No es probable que eso ocurra, porque en una situación de fin de régimen cualquier pequeño problema puede convertirse en una gran crisis. De hecho, lo más probable es que haya una crisis tras otra. Ello no es condición suficiente para un cambio de régimen, pero sí es un contexto favorable para que surja el “emprendimiento político” al que me he referido en párrafos anteriores. Estos emprendedores deberían convencer a la mayor parte de las actuales élites de referencia de la necesidad de adoptar una nueva agenda y de incorporar al nuevo régimen a élites territoriales, hoy en día indiferentes o desafectas, que son absolutamente necesarias para asegurar la estabilidad política.

El papel del Rey 
En la Transición el rey Juan Carlos tuvo un papel muy activo en el fomento del emprendimiento político. Supo encontrar y alentar a los emprendedores que acabaron siendo los impulsores y catalizadores del cambio. Se consolidó el cambio de régimen, se consolidó la democracia y se consolidó la monarquía. En la situación actual, que también tiene mucho de excepcionalidad, el rey Felipe debería tener una actitud similar. Sin desbordar sus atribuciones constitucionales, tiene un amplio margen para orientar, inspirar y alentar. La Corona, como ocurrió a partir de 1975, debería ser el fulcro sobre el que apalancar los cambios necesarios.
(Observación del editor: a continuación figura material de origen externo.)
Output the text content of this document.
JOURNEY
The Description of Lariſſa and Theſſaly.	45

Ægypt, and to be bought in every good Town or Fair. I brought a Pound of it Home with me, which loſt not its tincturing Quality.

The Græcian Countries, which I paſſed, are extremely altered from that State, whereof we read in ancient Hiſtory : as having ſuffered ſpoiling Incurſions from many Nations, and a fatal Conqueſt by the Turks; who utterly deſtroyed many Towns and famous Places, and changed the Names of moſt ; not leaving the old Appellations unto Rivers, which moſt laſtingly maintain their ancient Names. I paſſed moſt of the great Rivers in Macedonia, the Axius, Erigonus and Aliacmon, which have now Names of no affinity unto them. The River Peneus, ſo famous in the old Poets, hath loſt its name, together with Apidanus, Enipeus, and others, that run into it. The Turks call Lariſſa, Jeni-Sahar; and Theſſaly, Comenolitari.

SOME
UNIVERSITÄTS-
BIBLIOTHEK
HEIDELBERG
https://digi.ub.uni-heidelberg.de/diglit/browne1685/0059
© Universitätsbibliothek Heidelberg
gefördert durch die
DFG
Como he comentado anteriormente, el régimen del 78 es muy estable. No se ha desestabilizado ni con la crisis de empleo que ha sufrido España ni con la corrupción sistémica que ha invadido instituciones y Administraciones. La crisis territorial provocada por el independentismo catalán sí que tiene un gran potencial desestabilizador, porque cualquier solución constructiva pasa necesariamente por un cambio de agenda que incorpore un proyecto de futuro para todos los españoles, es decir, por un cambio de régimen. El mal llamado “problema catalán” es un reflejo del “problema de España”. Al todavía Príncipe de Girona, muy buen conocedor de Catalunya, no le van a faltar ocasiones para moderar y para arbitrar.